With an approval rating in the low 30’s, Mr. Obama’s endorsement of the Israeli left was not a well thought-out move.
Then there was the EU that also wanted anyone but Netanyahu. I would have thought that the Europeans could have turned to their own history to understand that a regime shaped by external powers produces resentment not legitimacy. Has the history of the ill-fated Weimar Republic been so quickly forgotten?

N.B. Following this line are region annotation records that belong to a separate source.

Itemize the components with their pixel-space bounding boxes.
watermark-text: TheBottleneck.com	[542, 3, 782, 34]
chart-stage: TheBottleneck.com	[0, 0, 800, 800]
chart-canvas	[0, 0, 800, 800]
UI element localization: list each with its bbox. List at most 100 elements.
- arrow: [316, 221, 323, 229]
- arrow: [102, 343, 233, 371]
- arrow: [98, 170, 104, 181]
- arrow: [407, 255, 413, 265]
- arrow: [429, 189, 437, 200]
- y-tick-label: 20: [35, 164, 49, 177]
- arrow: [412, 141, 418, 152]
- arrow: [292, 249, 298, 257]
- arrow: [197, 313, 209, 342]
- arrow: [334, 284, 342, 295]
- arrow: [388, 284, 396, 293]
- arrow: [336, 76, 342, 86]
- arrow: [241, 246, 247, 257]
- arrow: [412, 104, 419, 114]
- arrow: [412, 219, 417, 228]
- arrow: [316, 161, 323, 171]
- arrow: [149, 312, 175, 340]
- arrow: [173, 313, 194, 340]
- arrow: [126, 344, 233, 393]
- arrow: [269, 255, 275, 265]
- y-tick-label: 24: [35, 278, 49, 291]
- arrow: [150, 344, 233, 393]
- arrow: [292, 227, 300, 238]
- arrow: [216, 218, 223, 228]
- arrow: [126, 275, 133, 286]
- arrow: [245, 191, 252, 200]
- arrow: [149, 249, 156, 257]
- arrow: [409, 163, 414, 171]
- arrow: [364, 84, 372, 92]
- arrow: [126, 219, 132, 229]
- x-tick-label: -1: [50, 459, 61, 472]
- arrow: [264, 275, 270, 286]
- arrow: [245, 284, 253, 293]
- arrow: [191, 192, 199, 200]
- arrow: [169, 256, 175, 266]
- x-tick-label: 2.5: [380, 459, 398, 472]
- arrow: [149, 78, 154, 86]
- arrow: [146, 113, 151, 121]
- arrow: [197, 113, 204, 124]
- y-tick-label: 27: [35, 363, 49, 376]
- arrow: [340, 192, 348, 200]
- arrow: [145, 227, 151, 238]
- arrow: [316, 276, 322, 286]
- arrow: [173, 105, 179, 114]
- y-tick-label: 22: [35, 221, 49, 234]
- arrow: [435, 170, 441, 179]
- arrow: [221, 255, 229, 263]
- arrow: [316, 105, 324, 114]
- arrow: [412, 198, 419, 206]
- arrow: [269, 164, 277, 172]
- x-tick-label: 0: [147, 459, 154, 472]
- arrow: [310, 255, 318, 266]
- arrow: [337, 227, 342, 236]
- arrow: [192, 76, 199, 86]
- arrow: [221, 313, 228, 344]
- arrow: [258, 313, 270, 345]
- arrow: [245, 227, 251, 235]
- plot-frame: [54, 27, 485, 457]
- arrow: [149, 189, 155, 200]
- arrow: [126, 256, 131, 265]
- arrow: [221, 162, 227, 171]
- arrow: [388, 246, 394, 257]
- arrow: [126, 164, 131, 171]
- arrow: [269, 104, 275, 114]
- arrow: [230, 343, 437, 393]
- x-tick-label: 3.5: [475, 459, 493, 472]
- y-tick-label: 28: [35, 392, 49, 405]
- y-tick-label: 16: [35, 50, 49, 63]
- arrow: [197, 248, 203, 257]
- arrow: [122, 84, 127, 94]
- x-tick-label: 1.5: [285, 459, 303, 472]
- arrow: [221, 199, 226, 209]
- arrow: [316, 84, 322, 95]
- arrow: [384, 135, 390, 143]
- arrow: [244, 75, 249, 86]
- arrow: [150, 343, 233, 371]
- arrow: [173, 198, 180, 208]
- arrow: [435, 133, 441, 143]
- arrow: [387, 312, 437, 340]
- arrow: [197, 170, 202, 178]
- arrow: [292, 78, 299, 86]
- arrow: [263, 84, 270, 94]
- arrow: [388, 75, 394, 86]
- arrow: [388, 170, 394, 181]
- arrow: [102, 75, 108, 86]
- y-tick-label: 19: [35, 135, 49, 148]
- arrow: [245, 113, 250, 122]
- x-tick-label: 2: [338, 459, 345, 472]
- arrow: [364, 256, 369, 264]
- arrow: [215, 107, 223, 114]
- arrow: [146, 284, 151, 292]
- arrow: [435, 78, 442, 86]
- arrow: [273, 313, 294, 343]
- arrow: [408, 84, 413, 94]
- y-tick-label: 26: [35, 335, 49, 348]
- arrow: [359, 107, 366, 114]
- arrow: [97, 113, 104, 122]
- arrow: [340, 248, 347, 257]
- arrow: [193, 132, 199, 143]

Mr. Netanyahu needs to thank the international community whose obsession with condemning Israel for rights abuses, far more imaginary than real, has pushed Israel to the right. There are the intransigent Arabs who seem incapable of comprehending that incitement of terrorism does not produce the pavers and mortar of the road to peace. There are the Iranians whose unrelenting threats to destroy Israel while negotiating with a compliant, naive, and weak Mr. Obama administration could not help but cause Israelis to seek security.
These factors helped as did Mr. Netanyahu’s position on domestic issues and appeals to the “second Israel,” its non-Western populations. In a multi-party system, victory is often achieved at the margins, and there is no doubt of the benefit that Mr. Obama, the international community, and the Arabs added to the outcome.
Among leftist, American Jews there will probably be a political sitting shiva, the Jewish mourning ritual for the newly deceased. There will be metaphorical readings from the Book of Lamentations and the traditional wearing of sackcloth and ashes.
For to these Jews, Mr. Netanyahu does not represent the frontline of defense against the Middle East’s new and more virulent form of terrorism. He represents the obstacle to peace. These Jews repeatedly fail to comprehend that peace negotiations between the Arabs and Israelis is not like a contract negotiations between the pilots’ union and the airlines. In the latter process, neither side seeks to destroy the business. In the former, the Arabs have been unrelenting and open in proclaiming their ultimate goal is Israel’s destruction.
The election had other implications. The “Apartheid state” saw a 29% increase in the number of Arabs elected to the Knesset (Israel’s parliament). Most of this increase came from Arabs elected within Jewish parties and not Arab parties. For the second time in a row, the number of women members of the Knesset increased. Israel has a higher proportion of women in the Knesset than the proportion of women in congress.
Neither of those outcomes will be widely disseminated, neither in the world’s media nor in colleges and universities across the world. That would compel people to rethink the characterization of Israel by those seeking its destruction.
Mr. Netanyahu’s victory is not just a victory for the Israelis; it is a victory for the preservation of the Middle East’s island of freedom surrounded by a sea of terror and repression. It is a victory for Western Civilization.